Considering the testimony of the witnesses as a whole, and in view of the fact that the burden of affirmatively establishing testamentary capacity is, under the evidence in this case, on the proponents of the will, it is not possible for a chancellor to say, as a matter of law, that Mrs. Hall, at the time she signed her will, possessed a full and intelligent knowledge and understanding of the property she possessed and a rational conception of the disposition she wished to make of it by will or of the persons and objects she desired to share in her testamentary bounty. A jury’s verdict against the will could not justly be set aside by the court. There is present, therefore, in this case a substantial dispute of fact concerning Mrs. Hall’s testamentary capacity on June 20, 1955, which should have impelled the award of an issue devisavit vel non and the chancellor’s failure so to do is reversible error.

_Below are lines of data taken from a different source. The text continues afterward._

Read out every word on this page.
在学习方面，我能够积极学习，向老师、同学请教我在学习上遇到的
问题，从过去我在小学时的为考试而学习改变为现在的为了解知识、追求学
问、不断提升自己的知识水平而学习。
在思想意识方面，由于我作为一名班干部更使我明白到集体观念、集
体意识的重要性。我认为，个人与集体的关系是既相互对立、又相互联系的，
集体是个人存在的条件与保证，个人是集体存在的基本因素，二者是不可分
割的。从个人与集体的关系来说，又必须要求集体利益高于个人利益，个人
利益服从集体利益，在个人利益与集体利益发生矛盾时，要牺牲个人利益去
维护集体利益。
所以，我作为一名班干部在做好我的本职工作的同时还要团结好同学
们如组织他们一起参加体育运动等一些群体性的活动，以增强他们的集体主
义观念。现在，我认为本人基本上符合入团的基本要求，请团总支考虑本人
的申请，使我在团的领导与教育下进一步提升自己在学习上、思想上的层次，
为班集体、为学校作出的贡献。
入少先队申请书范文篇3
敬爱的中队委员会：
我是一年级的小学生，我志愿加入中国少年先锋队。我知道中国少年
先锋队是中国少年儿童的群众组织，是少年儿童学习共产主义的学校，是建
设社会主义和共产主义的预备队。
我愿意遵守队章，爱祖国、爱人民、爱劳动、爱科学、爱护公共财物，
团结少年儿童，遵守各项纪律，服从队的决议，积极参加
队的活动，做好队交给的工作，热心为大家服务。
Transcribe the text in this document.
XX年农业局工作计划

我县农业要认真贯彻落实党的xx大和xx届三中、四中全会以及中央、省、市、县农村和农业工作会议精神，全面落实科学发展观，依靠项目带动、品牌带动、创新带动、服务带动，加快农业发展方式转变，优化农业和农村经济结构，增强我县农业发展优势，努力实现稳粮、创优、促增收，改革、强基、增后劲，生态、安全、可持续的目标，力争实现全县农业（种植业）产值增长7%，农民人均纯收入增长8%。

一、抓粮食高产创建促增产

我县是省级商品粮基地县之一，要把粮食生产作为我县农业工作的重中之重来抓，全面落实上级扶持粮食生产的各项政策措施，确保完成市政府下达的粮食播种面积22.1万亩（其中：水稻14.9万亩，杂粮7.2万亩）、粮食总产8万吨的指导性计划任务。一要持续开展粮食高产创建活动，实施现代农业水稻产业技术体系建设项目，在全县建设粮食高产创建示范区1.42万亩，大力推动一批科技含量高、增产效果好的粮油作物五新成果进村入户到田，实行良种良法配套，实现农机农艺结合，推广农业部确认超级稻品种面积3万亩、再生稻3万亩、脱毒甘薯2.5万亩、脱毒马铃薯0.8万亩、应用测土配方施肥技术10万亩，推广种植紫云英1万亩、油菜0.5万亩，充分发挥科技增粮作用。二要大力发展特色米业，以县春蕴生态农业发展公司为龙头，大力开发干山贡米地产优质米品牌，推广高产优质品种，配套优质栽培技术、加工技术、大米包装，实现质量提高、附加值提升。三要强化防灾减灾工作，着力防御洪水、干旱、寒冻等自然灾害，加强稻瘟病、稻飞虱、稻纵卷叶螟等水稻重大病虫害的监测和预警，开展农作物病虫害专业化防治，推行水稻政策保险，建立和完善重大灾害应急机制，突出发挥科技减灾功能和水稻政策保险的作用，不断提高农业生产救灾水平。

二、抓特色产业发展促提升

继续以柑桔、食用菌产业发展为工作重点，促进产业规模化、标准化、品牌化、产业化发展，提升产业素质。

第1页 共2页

The appellants’ remaining assignment of error, relative to asserted undue influence, is not supported by *223evidence sufficient of itself to raise a substantial dispute of fact concerning the validity of the alleged will.
The decree is reversed, at the estate’s costs, and the record remanded for trial by jury of the issue of fact whether or not at the time of the decedent’s execution of her purported will on June 20, 1955, she was a person of sound mind and possessed of testamentary capacity.